Part history, part memoir, part investigation, The Crime and the Silence is an award-winning journalist's account of the events of that day: both the story of a massacre told through oral histories of survivors and witnesses, and a portrait of a Polish town coming to terms with its dark past.
PUBLISHERS WEEKLY
Polish journalist Bikont undertakes a thorough follow-up to Polish-American historian Jan Gross's 2001 book Neighbors, about the July 1941 pogrom in the rural eastern Polish town of Jedwabne. Bikont spent several years tracking down and interviewing the few eyewitnesses to the event as well as their children and other relevant parties in Poland, Costa Rica, Israel, and the U.S. She goes well beyond Gross in marshaling information to counter persistent claims that the Jewish massacre was perpetrated by Germans: overwhelming historical evidence incriminates Poles.

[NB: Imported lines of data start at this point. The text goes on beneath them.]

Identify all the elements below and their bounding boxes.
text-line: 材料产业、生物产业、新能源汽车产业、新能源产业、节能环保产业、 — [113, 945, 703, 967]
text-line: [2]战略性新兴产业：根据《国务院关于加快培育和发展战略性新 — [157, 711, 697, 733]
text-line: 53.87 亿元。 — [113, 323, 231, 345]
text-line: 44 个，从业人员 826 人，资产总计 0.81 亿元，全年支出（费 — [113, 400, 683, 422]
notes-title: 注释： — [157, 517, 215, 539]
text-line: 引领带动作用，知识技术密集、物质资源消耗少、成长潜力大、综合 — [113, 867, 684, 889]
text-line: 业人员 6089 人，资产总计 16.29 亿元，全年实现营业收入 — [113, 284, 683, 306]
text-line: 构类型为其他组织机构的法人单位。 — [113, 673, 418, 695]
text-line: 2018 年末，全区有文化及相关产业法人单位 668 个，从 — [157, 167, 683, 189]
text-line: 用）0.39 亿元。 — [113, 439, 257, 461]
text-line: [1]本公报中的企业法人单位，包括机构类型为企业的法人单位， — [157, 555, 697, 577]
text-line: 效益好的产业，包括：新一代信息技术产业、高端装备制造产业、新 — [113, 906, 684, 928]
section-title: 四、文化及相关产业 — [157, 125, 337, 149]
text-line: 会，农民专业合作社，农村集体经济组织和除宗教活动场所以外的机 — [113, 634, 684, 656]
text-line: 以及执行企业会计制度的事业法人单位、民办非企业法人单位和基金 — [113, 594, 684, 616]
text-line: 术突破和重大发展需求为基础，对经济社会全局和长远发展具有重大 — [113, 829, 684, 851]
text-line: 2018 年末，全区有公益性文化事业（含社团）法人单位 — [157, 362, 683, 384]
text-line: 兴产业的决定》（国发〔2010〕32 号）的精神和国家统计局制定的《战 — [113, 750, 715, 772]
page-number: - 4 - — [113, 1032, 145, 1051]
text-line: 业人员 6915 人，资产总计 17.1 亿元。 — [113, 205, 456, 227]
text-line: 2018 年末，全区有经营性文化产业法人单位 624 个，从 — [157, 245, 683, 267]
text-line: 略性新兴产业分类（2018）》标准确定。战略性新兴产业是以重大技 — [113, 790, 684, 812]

In the process of investigating, she learned that the July pogrom in Jedwabne wasn't an isolated act; killings of Jews by Poles took place "in several dozen towns in the area." Bikont also notes the near-ubiquity of anti-Semitism in the area at the time such that protecting Jews was an unpopular, even dangerous act and the persistence of anti-Semitism throughout Poland to the present day. The narrative is disrupted at times by digressions into relatively tangential matters, especially in more personal sections called "Journal." Still, Bikont has performed an extraordinary journalistic feat in documenting this terrible, historically contested atrocity. Illus.